Year 12s: what will be the first way you research your future options? >>

M3: SHM

Maths&physics

what would be the amplitude? we've stretched it so that the RHS is smaller than it's natural length.

Screenshot 2019-04-05 at 09.32.52 copy.jpg277.4KB

Reply 1

mqb2766

Original post by Maths&physics

what would be the amplitude? we've stretched it so that the RHS is smaller than it's natural length.

IIt's a spring not a string. The natural length of a single spring would be the center of the resulting SHM.

Reply 2

old_engineer

The question says springs not strings.

Reply 3

Maths&physics

Original post by mqb2766

IIt's a spring not a string. The natural length of a single spring would be the center of the resulting SHM.

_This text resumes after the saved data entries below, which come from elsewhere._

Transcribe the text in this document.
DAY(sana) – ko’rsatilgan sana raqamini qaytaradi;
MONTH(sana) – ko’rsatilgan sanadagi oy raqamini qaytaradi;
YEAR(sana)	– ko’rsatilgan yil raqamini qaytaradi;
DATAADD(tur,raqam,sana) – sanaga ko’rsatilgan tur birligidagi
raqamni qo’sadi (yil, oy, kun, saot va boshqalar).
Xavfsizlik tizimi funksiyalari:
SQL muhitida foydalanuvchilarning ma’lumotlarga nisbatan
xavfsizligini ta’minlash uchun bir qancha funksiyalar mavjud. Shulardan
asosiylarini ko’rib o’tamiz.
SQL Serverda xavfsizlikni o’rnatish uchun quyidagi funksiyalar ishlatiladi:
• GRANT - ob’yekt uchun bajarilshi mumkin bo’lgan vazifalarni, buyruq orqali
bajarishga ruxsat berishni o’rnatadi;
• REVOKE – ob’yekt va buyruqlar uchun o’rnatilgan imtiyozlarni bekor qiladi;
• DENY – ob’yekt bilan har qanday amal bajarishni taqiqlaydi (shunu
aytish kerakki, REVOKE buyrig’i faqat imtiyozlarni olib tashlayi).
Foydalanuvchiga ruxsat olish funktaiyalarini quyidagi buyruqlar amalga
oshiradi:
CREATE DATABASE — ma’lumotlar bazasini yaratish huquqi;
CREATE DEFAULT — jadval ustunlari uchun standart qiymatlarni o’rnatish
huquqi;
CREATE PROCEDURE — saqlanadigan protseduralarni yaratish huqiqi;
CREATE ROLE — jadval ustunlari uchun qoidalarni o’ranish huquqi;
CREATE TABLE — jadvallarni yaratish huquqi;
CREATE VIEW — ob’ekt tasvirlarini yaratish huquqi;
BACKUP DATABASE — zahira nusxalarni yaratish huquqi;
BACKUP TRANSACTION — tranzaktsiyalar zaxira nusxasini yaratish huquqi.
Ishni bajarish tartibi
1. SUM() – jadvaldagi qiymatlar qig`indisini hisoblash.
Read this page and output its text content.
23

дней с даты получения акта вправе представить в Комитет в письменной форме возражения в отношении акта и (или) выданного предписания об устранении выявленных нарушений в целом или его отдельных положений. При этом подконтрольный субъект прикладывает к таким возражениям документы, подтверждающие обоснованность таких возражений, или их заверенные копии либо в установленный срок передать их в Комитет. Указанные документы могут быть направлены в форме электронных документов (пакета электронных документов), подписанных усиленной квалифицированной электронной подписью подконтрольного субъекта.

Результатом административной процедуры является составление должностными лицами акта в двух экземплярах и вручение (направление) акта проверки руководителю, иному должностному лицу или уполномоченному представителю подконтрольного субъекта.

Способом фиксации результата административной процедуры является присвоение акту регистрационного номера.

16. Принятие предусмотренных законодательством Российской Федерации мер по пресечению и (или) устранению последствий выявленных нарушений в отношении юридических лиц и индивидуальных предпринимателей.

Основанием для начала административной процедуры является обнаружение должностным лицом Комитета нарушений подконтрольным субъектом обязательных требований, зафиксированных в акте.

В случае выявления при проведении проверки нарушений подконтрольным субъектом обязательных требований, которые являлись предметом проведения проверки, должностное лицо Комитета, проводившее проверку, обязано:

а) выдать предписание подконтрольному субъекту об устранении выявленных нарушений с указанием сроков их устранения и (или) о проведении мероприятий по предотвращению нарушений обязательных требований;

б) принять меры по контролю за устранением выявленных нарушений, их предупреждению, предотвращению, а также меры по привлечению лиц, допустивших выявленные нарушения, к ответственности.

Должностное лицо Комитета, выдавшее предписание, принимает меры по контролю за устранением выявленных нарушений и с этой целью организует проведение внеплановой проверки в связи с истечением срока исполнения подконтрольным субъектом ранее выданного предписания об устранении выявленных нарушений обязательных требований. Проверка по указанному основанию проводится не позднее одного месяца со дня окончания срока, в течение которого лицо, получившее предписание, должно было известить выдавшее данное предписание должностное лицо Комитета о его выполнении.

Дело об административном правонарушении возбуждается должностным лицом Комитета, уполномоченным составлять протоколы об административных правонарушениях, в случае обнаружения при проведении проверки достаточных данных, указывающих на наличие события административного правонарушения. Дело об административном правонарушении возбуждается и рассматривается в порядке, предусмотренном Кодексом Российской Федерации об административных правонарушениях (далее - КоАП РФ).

brilliant! how did you know I misread the word spring for string?!

"The natural length of a single spring would be the center of the resulting SHM." what do you mean?

Reply 4

Maths&physics

Original post by old_engineer

The question says springs not strings.

Original post by mqb2766

IIt's a spring not a string. The natural length of a single spring would be the center of the resulting SHM.

that's superb that you've both noticed from my misunderstanding that I've read spring for string, without my saying it!

but how am I to know that the resulting motion won't go beyond their extensions and give a larger amplitude than the existing extension?

Reply 5

mqb2766

It's the raison detre of a spring. The force is zero at the unstretched natural length. Shorter it pushes, longer it pulls. Here you have two springs. The center is where the forces cancel.

Original post by Maths&physics

brilliant! how did you know I misread the word spring for string?!

"The natural length of a single spring would be the center of the resulting SHM." what do you mean?

Reply 6

Maths&physics

Original post by mqb2766

It's the raison detre of a spring. The force is zero at the unstretched natural length. Shorter it pushes, longer it pulls. Here you have two springs. The center is where the forces cancel.

the centre is where the forces are balanced/equal? but how do I know the amplitude will remain the same as the extension?

Reply 7

mqb2766

The initial condition has zero velocity. It is physically impossible to deviate more than this from the center point in the subsequentsmotion. Otherwise you're getting energy for free.

(edited 5 years ago)

Reply 8

Maths&physics

Original post by mqb2766

The initial condition has zero velocity. It is physically impossible to deviate more than this from the center point in the subsequentsmotion. Otherwise you're getting energy for free.

ok, but the spring on the LHS is compressed (gone beyond its natural length) before it's released, so why wouldnt that effect its subsequent motion - I guess the answer is no, but why?

(edited 5 years ago)

Reply 9

mqb2766

The first part asked you to show that the motion is SHM, you must have considered both forces or springs acting on the body? From then on, you should not really care about what happens to the spring individually?

Original post by Maths&physics

ok, but the string on the LHS is compressed (gone beyond its natural length) before it's released, so why wouldnt that effect its subsequent motion - I guess the answer is no, but why?